Having been involved over the years in many different innovation projects — as a consultant, corporate entrepreneur or innovation leader — I’ve come across an awful lot of ‘Mahabis like’ endeavors. Many innovators seem to live in a bubble, and focus far too much on their own needs — on things “their mothers no longer do.” But there’s also much to learn from aesthetics and Dieter Ram’s lasting principles of good design. Afterall, both design and innovation are intrinsically human disciplines.
A bit more …
According to Saul Kaplan, business model innovation is all about the difference between incremental versus transformation change. “We are living in a century that screams for transformational change. Most of our innovation processes are designed to help us do better than what we are doing today, not to completely change it. Business model innovation is not just about improving existing business models and becoming more competitive — which you must do. To avoid business disruption, you must be able to imagine, prototype and test entirely new business models. It is imperative for leaders today to do research and development for business models the same way they do R&D for products and technology. Today, we love creating new products and we love developing new technologies but let’s face it, we have more technologies than we humans know how to access and use to solve problems. What we are missing is the ability to explore new business models. We need to start thinking about minimum viable business models. How do we make it safer and easier to manage in the real world.” — CEOs Must Create The Business Model Innovation Sandbox by Vala Afshar.

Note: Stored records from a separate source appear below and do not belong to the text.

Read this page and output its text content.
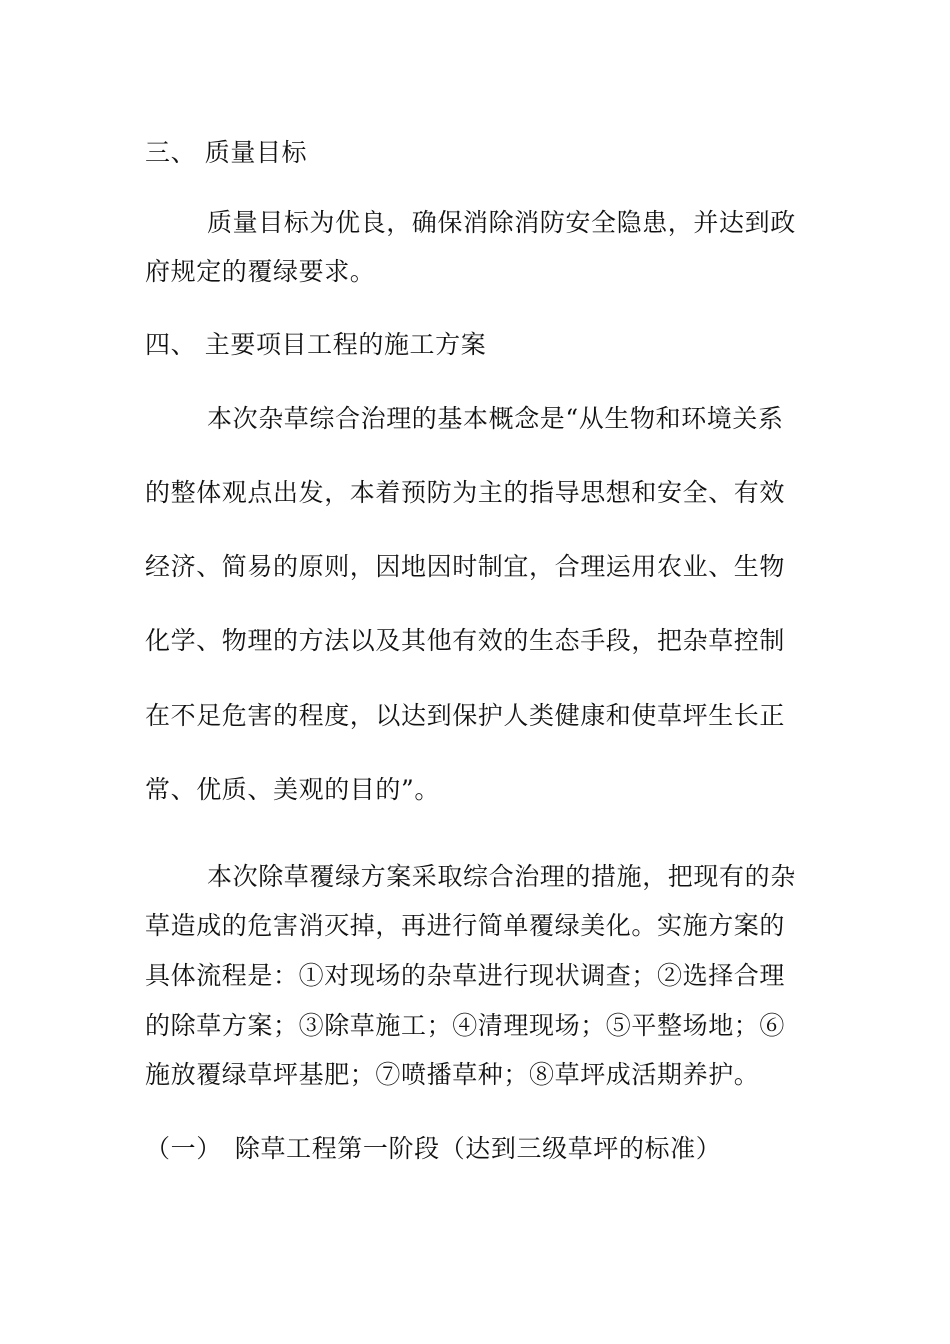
三、 质量目标
质量目标为优良，确保消除消防安全隐患，并达到政
府规定的覆绿要求。
四、 主要项目工程的施工方案
本次杂草综合治理的基本概念是“从生物和环境关系
的整体观点出发，本着预防为主的指导思想和安全、有效
经济、简易的原则，因地因时制宜，合理运用农业、生物
化学、物理的方法以及其他有效的生态手段，把杂草控制
在不足危害的程度，以达到保护人类健康和使草坪生长正
常、优质、美观的目的”。
本次除草覆绿方案采取综合治理的措施，把现有的杂
草造成的危害消灭掉，再进行简单覆绿美化。实施方案的
具体流程是：①对现场的杂草进行现状调查；②选择合理
的除草方案；③除草施工；④清理现场；⑤平整场地；⑥
施放覆绿草坪基肥；⑦喷播草种；⑧草坪成活期养护。
（一）　除草工程第一阶段（达到三级草坪的标准）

“Most people think that innovation starts out with a great idea, but the truth is that it starts with a great problem. Whether it’s Steve Jobs looking for product categories that ‘suck,’ or scientists exploring the fundamental nature of the universe, every innovation starts out as a tough problem that needs to solved.” — Greg Satell in 6 Things Every Organization Needs To Innovate.
“‘The test of a first-rate intelligence is the ability to hold two opposed ideas in the mind at the same time, and still retain the ability to function.’ Scott Fitzgerald wrote that. That’s exactly what leaders of organizations that focus on radical innovation need to be able to do: balance an existing business model with another one that operates on the flip side and might cannibalize the core business. They have to level out the solid (focused on exploiting) and fluid (focused on exploring) parts of their organization and keep both fully functional. Ambidextrous organizations — as Michael Tushman calls them — solve this conundrum by separating the existing business from the emerging one. The reason is that the management structures, processes, mind-sets and skills which are used to sustain the business tend to clash with those needed for radical innovation.” — Peter Hinssen in How To Protect Innovation From Corporate Death: Organizing For The Day After Tomorrow, Part 3.

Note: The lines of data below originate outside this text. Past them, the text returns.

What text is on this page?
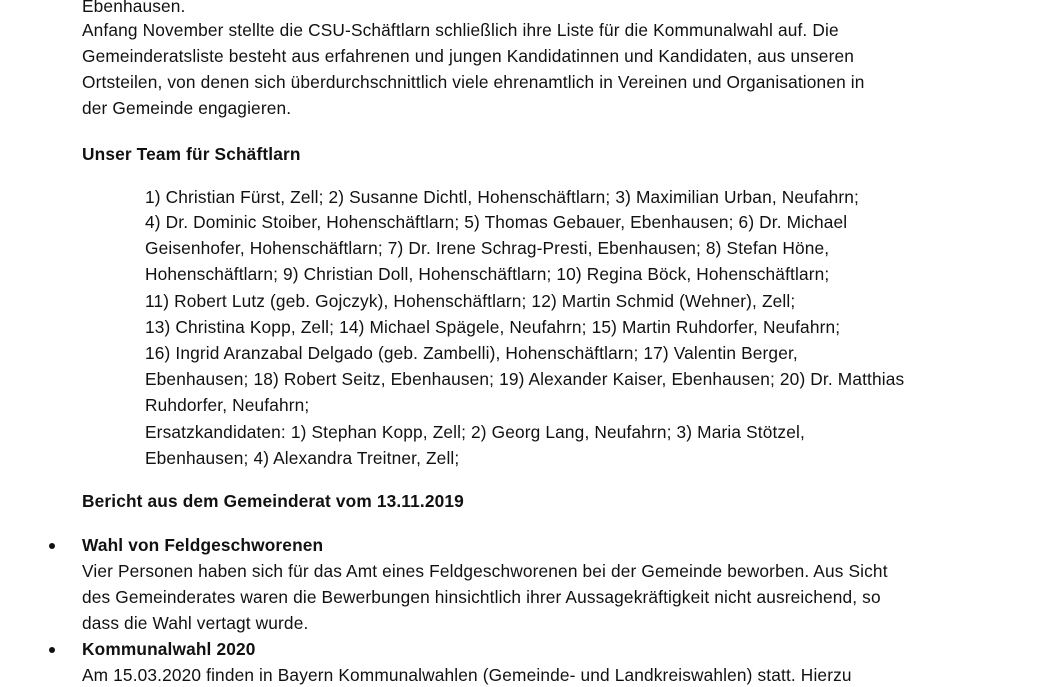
Ebenhausen.
Anfang November stellte die CSU-Schäftlarn schließlich ihre Liste für die Kommunalwahl auf. Die
Gemeinderatsliste besteht aus erfahrenen und jungen Kandidatinnen und Kandidaten, aus unseren
Ortsteilen, von denen sich überdurchschnittlich viele ehrenamtlich in Vereinen und Organisationen in
der Gemeinde engagieren.
Unser Team für Schäftlarn
1) Christian Fürst, Zell; 2) Susanne Dichtl, Hohenschäftlarn; 3) Maximilian Urban, Neufahrn;
4) Dr. Dominic Stoiber, Hohenschäftlarn; 5) Thomas Gebauer, Ebenhausen; 6) Dr. Michael
Geisenhofer, Hohenschäftlarn; 7) Dr. Irene Schrag-Presti, Ebenhausen; 8) Stefan Höne,
Hohenschäftlarn; 9) Christian Doll, Hohenschäftlarn; 10) Regina Böck, Hohenschäftlarn;
11) Robert Lutz (geb. Gojczyk), Hohenschäftlarn; 12) Martin Schmid (Wehner), Zell;
13) Christina Kopp, Zell; 14) Michael Spägele, Neufahrn; 15) Martin Ruhdorfer, Neufahrn;
16) Ingrid Aranzabal Delgado (geb. Zambelli), Hohenschäftlarn; 17) Valentin Berger,
Ebenhausen; 18) Robert Seitz, Ebenhausen; 19) Alexander Kaiser, Ebenhausen; 20) Dr. Matthias
Ruhdorfer, Neufahrn;
Ersatzkandidaten: 1) Stephan Kopp, Zell; 2) Georg Lang, Neufahrn; 3) Maria Stötzel,
Ebenhausen; 4) Alexandra Treitner, Zell;
Bericht aus dem Gemeinderat vom 13.11.2019
Wahl von Feldgeschworenen
Vier Personen haben sich für das Amt eines Feldgeschworenen bei der Gemeinde beworben. Aus Sicht
des Gemeinderates waren die Bewerbungen hinsichtlich ihrer Aussagekräftigkeit nicht ausreichend, so
dass die Wahl vertagt wurde.
Kommunalwahl 2020
Am 15.03.2020 finden in Bayern Kommunalwahlen (Gemeinde- und Landkreiswahlen) statt. Hierzu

“In the world of entrepreneurial incubation, design thinking, a user-centered way to conceive and create a successful product, is often compared and contrasted with the lean startup approach, which is more engineering-based and quantitative. The two methods are far from mutually exclusive, however, as both seek to effectively serve customers’ needs through a systematic, low-risk path to innovating in the face of uncertainty.” — Marina Krakovsky in Lean Startup and Design Thinking: Getting the Best Out of Both.
“The bottom line is this: creativity is a habit; innovation is the outcome of putting those habits into action. Methodologies and their accompanying tools have their place, but not before the habit exists.” — Jorge Barba in Until You Have Creative Skills, Innovation Tools Are Useless.